A state District Court judge on Tuesday dismissed felony property damage charges against three protesters who planned to defend their actions — tampering with Enbridge pipeline equipment — as a justified response to climate change.

Acting on a motion from defense attorneys, Clearwater County District Court Judge Robert Tiffany threw out the charges, ruling there was not enough evidence regarding the October 2016 protest to prove property damage. The incident took place about 35 miles northwest of Bemidji. The trial started Monday in Bagley, Minn.
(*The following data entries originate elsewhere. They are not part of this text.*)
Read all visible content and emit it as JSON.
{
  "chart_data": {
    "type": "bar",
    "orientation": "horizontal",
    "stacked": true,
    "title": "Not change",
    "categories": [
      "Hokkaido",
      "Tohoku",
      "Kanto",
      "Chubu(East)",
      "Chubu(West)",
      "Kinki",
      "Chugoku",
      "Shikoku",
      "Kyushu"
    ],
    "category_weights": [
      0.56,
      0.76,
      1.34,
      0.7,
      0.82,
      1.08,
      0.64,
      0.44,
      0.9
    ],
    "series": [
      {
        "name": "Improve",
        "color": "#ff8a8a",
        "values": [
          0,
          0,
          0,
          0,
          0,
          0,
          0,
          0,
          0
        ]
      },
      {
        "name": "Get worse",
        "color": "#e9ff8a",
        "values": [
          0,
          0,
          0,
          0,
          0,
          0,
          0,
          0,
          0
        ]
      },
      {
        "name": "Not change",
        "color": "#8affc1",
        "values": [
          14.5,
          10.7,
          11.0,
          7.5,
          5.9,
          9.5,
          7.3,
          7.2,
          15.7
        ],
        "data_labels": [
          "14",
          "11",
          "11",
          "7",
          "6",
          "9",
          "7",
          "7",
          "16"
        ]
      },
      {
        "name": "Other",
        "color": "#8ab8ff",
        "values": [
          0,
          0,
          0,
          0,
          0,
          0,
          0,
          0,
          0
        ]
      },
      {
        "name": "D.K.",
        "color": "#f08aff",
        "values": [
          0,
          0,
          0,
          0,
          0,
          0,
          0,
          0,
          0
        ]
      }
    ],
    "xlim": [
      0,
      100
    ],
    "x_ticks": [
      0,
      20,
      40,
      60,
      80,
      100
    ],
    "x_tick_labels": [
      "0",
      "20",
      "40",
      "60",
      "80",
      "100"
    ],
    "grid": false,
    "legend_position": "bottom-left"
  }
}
Four protesters, all members of the activist group Climate Direct Action, were originally charged after breaking through a fence around oil pipeline equipment, and then turning emergency valves on two pipelines. One protester took video of the others, and they all waited for law enforcement to arrest them.

Emily Nesbitt Johnston and Annette Klapstein, both of the Seattle area, turned the valves and were charged with felony damage to property, aiding and abetting felony damage and gross misdemeanor trespassing. Steven Liptay, of Brooklyn, N.Y., was charged with the same, though he's not part of the current trial. Benjamin Joldersma, of Seattle, was on trial for conspiracy.

"I am thrilled to not be going to jail and not having felony charges, but it's very anticlimactic," Johnston said in an interview. That's because she and her co-defendants never got to mount a "necessity defense" — admitting they committed what normally might be a crime, but instead was a necessary action to prevent a greater harm.

The defendants argue they were preventing environmental damage caused by fossil fuel use.

In a statement, Calgary, Alberta-based Enbridge said it "maintains that the actions by individuals in 2016 to trespass on our facility and attempt to tamper with energy infrastructure were reckless and dangerous." By doing so, the protesters put the "environment and the safety of people at risk."

Enbridge runs six pipelines across northern Minnesota, the largest conduits of Canadian oil into the United States.

Some charges had been dismissed before the trial began on Monday with jury selection. Legal arguments had just begun Tuesday when the defense asked for dismissal and Tiffany agreed.

"We made a motion that the state had not met the burden of proof for the criminal charge," said Lauren Regan, an attorney for the defendants.

The protesters had contacted Enbridge before actually turning the emergency shut-off valves, allowing the company to shut down the lines themselves, Regan said. "The turning of the valve was largely symbolic."

On the same day as the Minnesota pipeline protest, Climate Direct Action had similar demonstrations in Walhalla, N.D., Anacortes, Wash., and Coal Banks Landing, Mont. Several arrests were also made at those events, and four men were later convicted of felonies.

One of them, Michael Eric Foster of Seattle, a valve turner on TransCanada's Keystone Pipeline in North Dakota, was sentenced earlier this year to one year in prison.

The Minnesota trial had garnered attention in legal circles after Tiffany last October allowed the necessity defense. The state appealed the ruling to the Minnesota Court of Appeals, but the court, on a 2-1 vote in April, sided with Tiffany.

However, last week Tiffany ruled that the defendants could not call several expert witnesses on climate change, essentially arguing that the jury had enough knowledge on the subject.

"That pulled the rug out on us," Johnston said. "I'm a poet from Seattle. Why would [the jury] believe me?"